Das definitive Ende der umstrittenen Netzsperren: Schwarz-Gelb verzichtet endgültig darauf, Kinderpornos im Internet blockieren zu lassen. Dagegen waren vor allem Internet-Nutzer Sturm gelaufen.

Löschen oder Sperren? Die Frage hat die Bundesregierung endgültig beantwortet. Die schwarz-gelbe Koalition verzichtet auf das umstrittene Sperren von Kinderpornos im Internet. Das haben die Spitzen von Union und FDP am Dienstagabend in Berlin beschlossen. Bislang war das entsprechende Gesetz der schwarz-roten Vorgängerregierung, das Internet-Sperren vorsah, nur für ein Jahr ausgesetzt. Nun soll es aufgehoben werden.

Das schwarz-rote Gesetz sah vor, kinderpornographische Seiten im Netz zu sperren. Vor allem Internet-Nutzer liefen Sturm gegen das Vorhaben, da ihrer Meinung nach Netzsperren in der Praxis leicht zu umgehen wären, die Löschung solcher Seiten ohne Probleme durchführbar ist und das System die Grundlage für eine Zensur-Infrastruktur hätte legen können.

Dann vereinbarten Union und FDP im Herbst 2009 in ihrem Koalitionsvertrag, die Sperren zunächst nicht anzuwenden und ein Jahr lang das Löschen zu testen, um dann über das weitere Vorgehen zu entscheiden. Vor allem FDP-Politiker wie Justizministerin Sabine Leutheusser-Schnarrenberger hatten immer wieder betont, dass sie Netzsperren für wenig sinnvoll halten.

Schnarrenberger begrüßte denn auch das Ende der Sperren. Es gebe Erfolge beim Löschen - der nun eingeschlagene Weg der Koalition sei daher richtig. "Nach aktuellen Zahlen des Bundeskriminalamtes sind nach zwei Wochen 93 Prozent der kinderpornographischen Inhalte gelöscht, nach vier Wochen sind es sogar 99 Prozent", sagte sie.

Ärger droht in der Koalition jedoch beim Thema Vorratsdaten: CSU-Innenminister Hans-Peter Friedrich fordert eine sechs Monate lange Speicherung von Internet- und Telefondaten, die FDP lehnt das ab.

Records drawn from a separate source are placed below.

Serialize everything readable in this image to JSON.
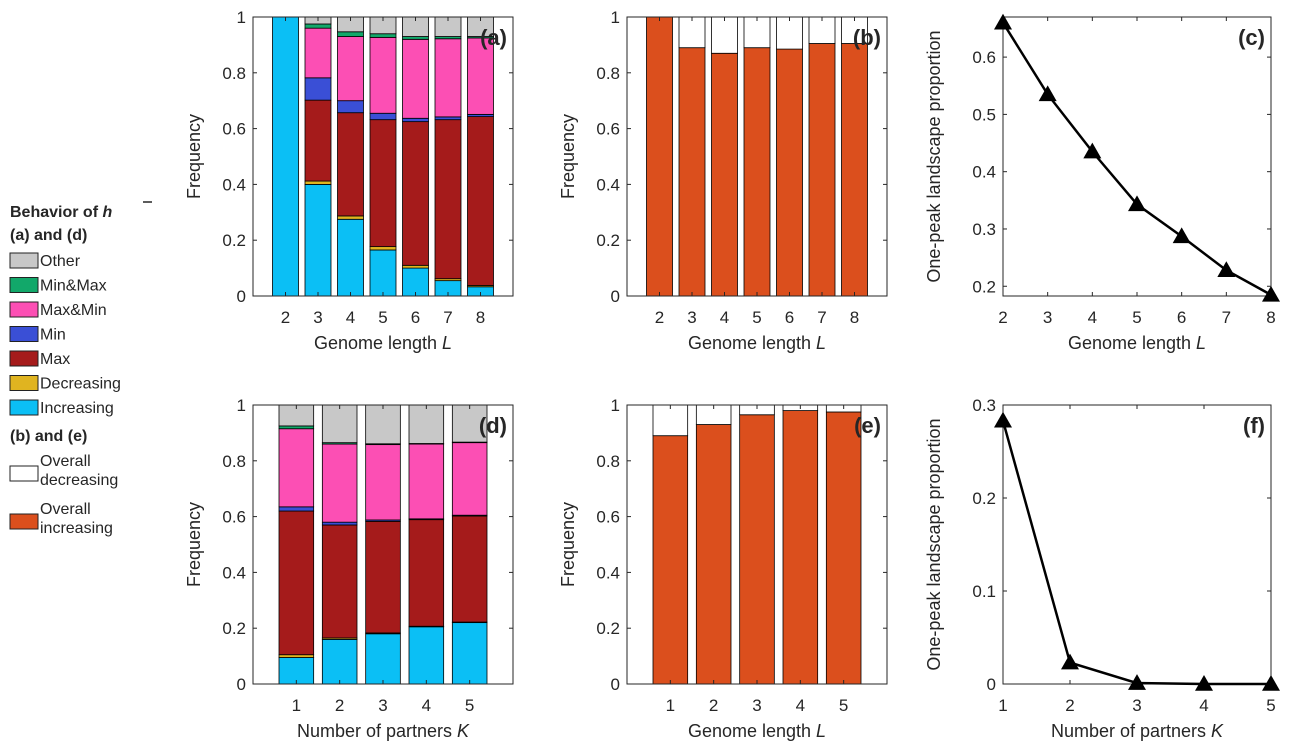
{
  "colors": {
    "Other": "#c8c8c8",
    "Min&Max": "#12a86a",
    "Max&Min": "#fc4fb4",
    "Min": "#3a4fd6",
    "Max": "#a51b1b",
    "Decreasing": "#e0b420",
    "Increasing": "#0bbff5",
    "Overall decreasing": "#ffffff",
    "Overall increasing": "#db4f1d"
  },
  "legend": {
    "title_prefix": "Behavior of",
    "title_symbol": "h",
    "group1_label": "(a) and (d)",
    "group1_items": [
      "Other",
      "Min&Max",
      "Max&Min",
      "Min",
      "Max",
      "Decreasing",
      "Increasing"
    ],
    "group2_label": "(b) and (e)",
    "group2_items": [
      {
        "key": "Overall decreasing",
        "line1": "Overall",
        "line2": "decreasing"
      },
      {
        "key": "Overall increasing",
        "line1": "Overall",
        "line2": "increasing"
      }
    ]
  },
  "chart_data": [
    {
      "id": "a",
      "panel_label": "(a)",
      "type": "bar",
      "stacked": true,
      "xlabel": "Genome length",
      "xlabel_var": "L",
      "ylabel": "Frequency",
      "ylim": [
        0,
        1
      ],
      "yticks": [
        0,
        0.2,
        0.4,
        0.6,
        0.8,
        1
      ],
      "ytick_labels": [
        "0",
        "0.2",
        "0.4",
        "0.6",
        "0.8",
        "1"
      ],
      "categories": [
        "2",
        "3",
        "4",
        "5",
        "6",
        "7",
        "8"
      ],
      "series": [
        {
          "name": "Increasing",
          "values": [
            1.0,
            0.4,
            0.275,
            0.165,
            0.1,
            0.055,
            0.033
          ]
        },
        {
          "name": "Decreasing",
          "values": [
            0,
            0.012,
            0.012,
            0.012,
            0.01,
            0.007,
            0.005
          ]
        },
        {
          "name": "Max",
          "values": [
            0,
            0.29,
            0.37,
            0.455,
            0.515,
            0.57,
            0.605
          ]
        },
        {
          "name": "Min",
          "values": [
            0,
            0.08,
            0.043,
            0.023,
            0.012,
            0.01,
            0.008
          ]
        },
        {
          "name": "Max&Min",
          "values": [
            0,
            0.178,
            0.23,
            0.272,
            0.283,
            0.28,
            0.274
          ]
        },
        {
          "name": "Min&Max",
          "values": [
            0,
            0.015,
            0.017,
            0.013,
            0.01,
            0.008,
            0.005
          ]
        },
        {
          "name": "Other",
          "values": [
            0,
            0.025,
            0.053,
            0.06,
            0.07,
            0.07,
            0.07
          ]
        }
      ]
    },
    {
      "id": "b",
      "panel_label": "(b)",
      "type": "bar",
      "stacked": true,
      "xlabel": "Genome length",
      "xlabel_var": "L",
      "ylabel": "Frequency",
      "ylim": [
        0,
        1
      ],
      "yticks": [
        0,
        0.2,
        0.4,
        0.6,
        0.8,
        1
      ],
      "ytick_labels": [
        "0",
        "0.2",
        "0.4",
        "0.6",
        "0.8",
        "1"
      ],
      "categories": [
        "2",
        "3",
        "4",
        "5",
        "6",
        "7",
        "8"
      ],
      "series": [
        {
          "name": "Overall increasing",
          "values": [
            1.0,
            0.89,
            0.87,
            0.89,
            0.885,
            0.905,
            0.905
          ]
        },
        {
          "name": "Overall decreasing",
          "values": [
            0,
            0.11,
            0.13,
            0.11,
            0.115,
            0.095,
            0.095
          ]
        }
      ]
    },
    {
      "id": "c",
      "panel_label": "(c)",
      "type": "line",
      "xlabel": "Genome length",
      "xlabel_var": "L",
      "ylabel": "One-peak landscape proportion",
      "xlim": [
        2,
        8
      ],
      "ylim": [
        0.183,
        0.67
      ],
      "xticks": [
        2,
        3,
        4,
        5,
        6,
        7,
        8
      ],
      "yticks": [
        0.2,
        0.3,
        0.4,
        0.5,
        0.6
      ],
      "ytick_labels": [
        "0.2",
        "0.3",
        "0.4",
        "0.5",
        "0.6"
      ],
      "x": [
        2,
        3,
        4,
        5,
        6,
        7,
        8
      ],
      "y": [
        0.66,
        0.535,
        0.435,
        0.343,
        0.287,
        0.228,
        0.185
      ]
    },
    {
      "id": "d",
      "panel_label": "(d)",
      "type": "bar",
      "stacked": true,
      "xlabel": "Number of partners",
      "xlabel_var": "K",
      "ylabel": "Frequency",
      "ylim": [
        0,
        1
      ],
      "yticks": [
        0,
        0.2,
        0.4,
        0.6,
        0.8,
        1
      ],
      "ytick_labels": [
        "0",
        "0.2",
        "0.4",
        "0.6",
        "0.8",
        "1"
      ],
      "categories": [
        "1",
        "2",
        "3",
        "4",
        "5"
      ],
      "series": [
        {
          "name": "Increasing",
          "values": [
            0.095,
            0.16,
            0.18,
            0.205,
            0.22
          ]
        },
        {
          "name": "Decreasing",
          "values": [
            0.01,
            0.005,
            0.003,
            0.002,
            0.002
          ]
        },
        {
          "name": "Max",
          "values": [
            0.515,
            0.405,
            0.4,
            0.382,
            0.38
          ]
        },
        {
          "name": "Min",
          "values": [
            0.015,
            0.01,
            0.005,
            0.003,
            0.003
          ]
        },
        {
          "name": "Max&Min",
          "values": [
            0.28,
            0.28,
            0.27,
            0.268,
            0.26
          ]
        },
        {
          "name": "Min&Max",
          "values": [
            0.01,
            0.005,
            0.003,
            0.002,
            0.002
          ]
        },
        {
          "name": "Other",
          "values": [
            0.075,
            0.135,
            0.139,
            0.138,
            0.133
          ]
        }
      ]
    },
    {
      "id": "e",
      "panel_label": "(e)",
      "type": "bar",
      "stacked": true,
      "xlabel": "Genome length",
      "xlabel_var": "L",
      "ylabel": "Frequency",
      "ylim": [
        0,
        1
      ],
      "yticks": [
        0,
        0.2,
        0.4,
        0.6,
        0.8,
        1
      ],
      "ytick_labels": [
        "0",
        "0.2",
        "0.4",
        "0.6",
        "0.8",
        "1"
      ],
      "categories": [
        "1",
        "2",
        "3",
        "4",
        "5"
      ],
      "series": [
        {
          "name": "Overall increasing",
          "values": [
            0.89,
            0.93,
            0.965,
            0.98,
            0.975
          ]
        },
        {
          "name": "Overall decreasing",
          "values": [
            0.11,
            0.07,
            0.035,
            0.02,
            0.025
          ]
        }
      ]
    },
    {
      "id": "f",
      "panel_label": "(f)",
      "type": "line",
      "xlabel": "Number of partners",
      "xlabel_var": "K",
      "ylabel": "One-peak landscape proportion",
      "xlim": [
        1,
        5
      ],
      "ylim": [
        0,
        0.3
      ],
      "xticks": [
        1,
        2,
        3,
        4,
        5
      ],
      "yticks": [
        0,
        0.1,
        0.2,
        0.3
      ],
      "ytick_labels": [
        "0",
        "0.1",
        "0.2",
        "0.3"
      ],
      "x": [
        1,
        2,
        3,
        4,
        5
      ],
      "y": [
        0.283,
        0.023,
        0.001,
        0.0,
        0.0
      ]
    }
  ]
}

Ärger um Vorratsdatenspeicherung

Leutheusser-Schnarrenberger möchte einen so genannten "Quick Freeze" durchsetzen. Bei diesem sollen ohnehin bei den Telekommunikationsunternehmen vorhandene Daten beim "Anfangsverdacht" einer Straftat gesichert werden . Die Daten sollen für die Ermittlungen genutzt werden können, wenn ein Richterbeschluss vorliegt.

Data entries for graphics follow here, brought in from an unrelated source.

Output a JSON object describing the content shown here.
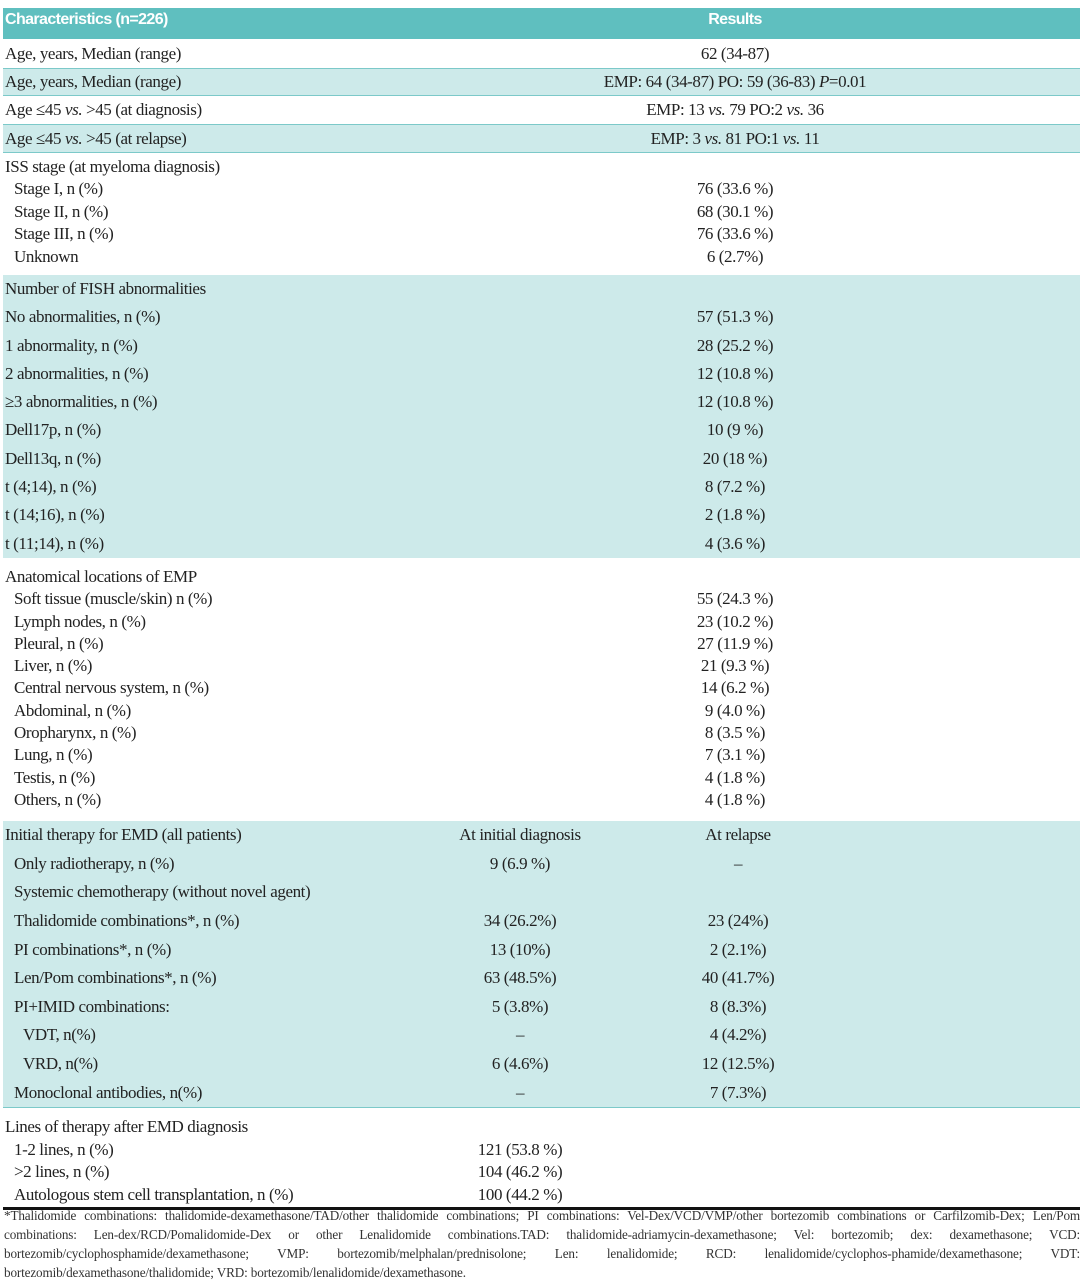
{
  "colors": {
    "header": "#5fbfbf",
    "shaded_row": "#cdeaea",
    "header_text": "#ffffff"
  },
  "sections": [
    {
      "style": "header",
      "rows": [
        {
          "label": "Characteristics (n=226)",
          "level": 0,
          "values": [
            "Results"
          ]
        }
      ]
    },
    {
      "style": "white",
      "rows": [
        {
          "label": "Age, years, Median (range)",
          "level": 0,
          "values": [
            "62 (34-87)"
          ]
        }
      ]
    },
    {
      "style": "shaded",
      "rows": [
        {
          "label": "Age, years, Median (range)",
          "level": 0,
          "values": [
            "EMP: 64 (34-87)  PO: 59 (36-83) P=0.01"
          ]
        }
      ]
    },
    {
      "style": "white",
      "rows": [
        {
          "label": "Age ≤45 vs. >45 (at diagnosis)",
          "level": 0,
          "values": [
            "EMP: 13 vs. 79    PO:2 vs. 36"
          ]
        }
      ]
    },
    {
      "style": "shaded",
      "rows": [
        {
          "label": "Age ≤45 vs. >45 (at relapse)",
          "level": 0,
          "values": [
            "EMP:   3 vs. 81    PO:1 vs. 11"
          ]
        }
      ]
    },
    {
      "style": "white",
      "rows": [
        {
          "label": "ISS stage (at myeloma diagnosis)",
          "level": 0,
          "values": [
            ""
          ]
        },
        {
          "label": "Stage I, n (%)",
          "level": 1,
          "values": [
            "76 (33.6 %)"
          ]
        },
        {
          "label": "Stage II, n (%)",
          "level": 1,
          "values": [
            "68 (30.1 %)"
          ]
        },
        {
          "label": "Stage III, n (%)",
          "level": 1,
          "values": [
            "76 (33.6 %)"
          ]
        },
        {
          "label": "Unknown",
          "level": 1,
          "values": [
            "6 (2.7%)"
          ]
        }
      ]
    },
    {
      "style": "shaded",
      "rows": [
        {
          "label": "Number of FISH abnormalities",
          "level": 0,
          "values": [
            ""
          ]
        },
        {
          "label": "No abnormalities, n (%)",
          "level": 0,
          "values": [
            "57 (51.3 %)"
          ]
        },
        {
          "label": "1 abnormality, n (%)",
          "level": 0,
          "values": [
            "28 (25.2 %)"
          ]
        },
        {
          "label": "2 abnormalities, n (%)",
          "level": 0,
          "values": [
            "12 (10.8 %)"
          ]
        },
        {
          "label": "≥3 abnormalities, n (%)",
          "level": 0,
          "values": [
            "12 (10.8 %)"
          ]
        },
        {
          "label": "Dell17p, n (%)",
          "level": 0,
          "values": [
            "10 (9 %)"
          ]
        },
        {
          "label": "Dell13q, n (%)",
          "level": 0,
          "values": [
            "20 (18 %)"
          ]
        },
        {
          "label": "t (4;14), n (%)",
          "level": 0,
          "values": [
            "8 (7.2 %)"
          ]
        },
        {
          "label": "t (14;16), n (%)",
          "level": 0,
          "values": [
            "2 (1.8 %)"
          ]
        },
        {
          "label": "t (11;14), n (%)",
          "level": 0,
          "values": [
            "4 (3.6 %)"
          ]
        }
      ]
    },
    {
      "style": "white",
      "rows": [
        {
          "label": "Anatomical locations of EMP",
          "level": 0,
          "values": [
            ""
          ]
        },
        {
          "label": "Soft tissue (muscle/skin) n (%)",
          "level": 1,
          "values": [
            "55 (24.3 %)"
          ]
        },
        {
          "label": "Lymph nodes, n (%)",
          "level": 1,
          "values": [
            "23 (10.2 %)"
          ]
        },
        {
          "label": "Pleural, n (%)",
          "level": 1,
          "values": [
            "27 (11.9 %)"
          ]
        },
        {
          "label": "Liver, n (%)",
          "level": 1,
          "values": [
            "21 (9.3 %)"
          ]
        },
        {
          "label": "Central nervous system, n (%)",
          "level": 1,
          "values": [
            "14 (6.2 %)"
          ]
        },
        {
          "label": "Abdominal, n (%)",
          "level": 1,
          "values": [
            "9 (4.0 %)"
          ]
        },
        {
          "label": "Oropharynx, n (%)",
          "level": 1,
          "values": [
            "8 (3.5 %)"
          ]
        },
        {
          "label": "Lung, n (%)",
          "level": 1,
          "values": [
            "7 (3.1 %)"
          ]
        },
        {
          "label": "Testis, n (%)",
          "level": 1,
          "values": [
            "4 (1.8 %)"
          ]
        },
        {
          "label": "Others, n (%)",
          "level": 1,
          "values": [
            "4 (1.8 %)"
          ]
        }
      ]
    },
    {
      "style": "shaded",
      "rows": [
        {
          "label": "Initial therapy for EMD (all patients)",
          "level": 0,
          "values": [
            "At initial diagnosis",
            "At relapse"
          ]
        },
        {
          "label": "Only radiotherapy, n (%)",
          "level": 1,
          "values": [
            "9 (6.9 %)",
            "–"
          ]
        },
        {
          "label": "Systemic chemotherapy (without novel agent)",
          "level": 1,
          "values": [
            "",
            ""
          ]
        },
        {
          "label": "Thalidomide combinations*, n (%)",
          "level": 1,
          "values": [
            "34 (26.2%)",
            "23 (24%)"
          ]
        },
        {
          "label": "PI combinations*, n (%)",
          "level": 1,
          "values": [
            "13 (10%)",
            "2 (2.1%)"
          ]
        },
        {
          "label": "Len/Pom combinations*, n (%)",
          "level": 1,
          "values": [
            "63 (48.5%)",
            "40 (41.7%)"
          ]
        },
        {
          "label": "PI+IMID combinations:",
          "level": 1,
          "values": [
            "5 (3.8%)",
            "8 (8.3%)"
          ]
        },
        {
          "label": "VDT, n(%)",
          "level": 2,
          "values": [
            "–",
            "4 (4.2%)"
          ]
        },
        {
          "label": "VRD, n(%)",
          "level": 2,
          "values": [
            "6 (4.6%)",
            "12 (12.5%)"
          ]
        },
        {
          "label": "Monoclonal antibodies, n(%)",
          "level": 1,
          "values": [
            "–",
            "7 (7.3%)"
          ]
        }
      ]
    },
    {
      "style": "white",
      "rows": [
        {
          "label": "Lines of therapy after EMD diagnosis",
          "level": 0,
          "values": [
            ""
          ]
        },
        {
          "label": "1-2 lines, n (%)",
          "level": 1,
          "values": [
            "121 (53.8 %)"
          ]
        },
        {
          "label": ">2 lines, n (%)",
          "level": 1,
          "values": [
            "104 (46.2 %)"
          ]
        },
        {
          "label": "Autologous stem cell transplantation, n (%)",
          "level": 1,
          "values": [
            "100 (44.2 %)"
          ]
        }
      ]
    }
  ],
  "footnote": "*Thalidomide combinations: thalidomide-dexamethasone/TAD/other thalidomide combinations; PI combinations: Vel-Dex/VCD/VMP/other bortezomib combinations or Carfilzomib-Dex; Len/Pom combinations: Len-dex/RCD/Pomalidomide-Dex or other Lenalidomide combinations.TAD: thalidomide-adriamycin-dexamethasone; Vel: bortezomib; dex: dexamethasone;  VCD: bortezomib/cyclophosphamide/dexamethasone; VMP: bortezomib/melphalan/prednisolone; Len: lenalidomide; RCD: lenalidomide/cyclophos-phamide/dexamethasone; VDT: bortezomib/dexamethasone/thalidomide; VRD: bortezomib/lenalidomide/dexamethasone."
}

Unionspolitiker lehnen dies aber ab - viele Daten würden automatisch gelöscht, bevor sie gespeichert werden könnten. Im März 2010 hatte das Bundesverfassungsgericht die bis dahin geltende deutsche Regelung zur Vorratsdatenspeicherung verworfen. Sie sah ebenfalls eine Frist von sechs Monaten vor. Ein Gesetzentwurf aus dem Justizministerium wird in den kommenden Wochen erwartet.

Über die Vorratsdatenspeicherung wurde nach Worten Friedrichs am Dienstagabend nicht gesprochen. Im momentanen Stadium sei dies auch nicht besonders sinnvoll, "denn wir liegen weit auseinander".

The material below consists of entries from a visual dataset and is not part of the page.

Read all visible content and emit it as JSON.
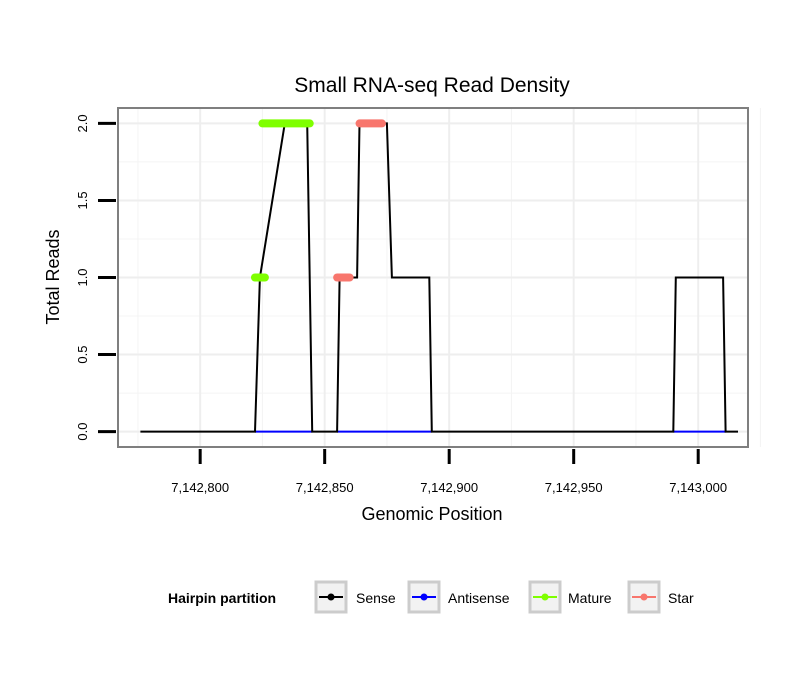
{
  "chart_data": {
    "type": "line",
    "title": "Small RNA-seq Read Density",
    "xlabel": "Genomic Position",
    "ylabel": "Total Reads",
    "xlim": [
      7142767,
      7143020
    ],
    "ylim": [
      -0.1,
      2.1
    ],
    "x_ticks": [
      7142800,
      7142850,
      7142900,
      7142950,
      7143000
    ],
    "x_tick_labels": [
      "7,142,800",
      "7,142,850",
      "7,142,900",
      "7,142,950",
      "7,143,000"
    ],
    "y_ticks": [
      0.0,
      0.5,
      1.0,
      1.5,
      2.0
    ],
    "y_tick_labels": [
      "0.0",
      "0.5",
      "1.0",
      "1.5",
      "2.0"
    ],
    "grid": true,
    "series": [
      {
        "name": "Sense",
        "color": "#000000",
        "x": [
          7142776,
          7142822,
          7142824,
          7142834,
          7142843,
          7142845,
          7142855,
          7142856,
          7142863,
          7142864,
          7142875,
          7142877,
          7142892,
          7142893,
          7142990,
          7142991,
          7143010,
          7143011,
          7143016
        ],
        "y": [
          0,
          0,
          1,
          2,
          2,
          0,
          0,
          1,
          1,
          2,
          2,
          1,
          1,
          0,
          0,
          1,
          1,
          0,
          0
        ]
      },
      {
        "name": "Antisense",
        "color": "#0000ff",
        "segments": [
          [
            7142822,
            7142845
          ],
          [
            7142855,
            7142893
          ],
          [
            7142990,
            7143011
          ]
        ],
        "y": 0
      },
      {
        "name": "Mature",
        "color": "#7fff00",
        "segments": [
          {
            "x": [
              7142822,
              7142826
            ],
            "y": 1
          },
          {
            "x": [
              7142825,
              7142844
            ],
            "y": 2
          }
        ]
      },
      {
        "name": "Star",
        "color": "#f8766d",
        "segments": [
          {
            "x": [
              7142855,
              7142860
            ],
            "y": 1
          },
          {
            "x": [
              7142864,
              7142873
            ],
            "y": 2
          }
        ]
      }
    ],
    "legend": {
      "title": "Hairpin partition",
      "position": "bottom",
      "entries": [
        {
          "label": "Sense",
          "color": "#000000"
        },
        {
          "label": "Antisense",
          "color": "#0000ff"
        },
        {
          "label": "Mature",
          "color": "#7fff00"
        },
        {
          "label": "Star",
          "color": "#f8766d"
        }
      ]
    }
  }
}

Der CDU-Politiker kündigte an, dass sich die Innenpolitiker der Koalitionsfraktionen, Bundesjustizministerin Sabine Leutheusser-Schnarrenberger (FDP) und er selbst in der kommenden Woche zu Gesprächen treffen wollten, um über das weitere Vorgehen mit den Anti-Terror-Gesetzen zu beraten, die teilweise im Januar 2012 auslaufen sollten.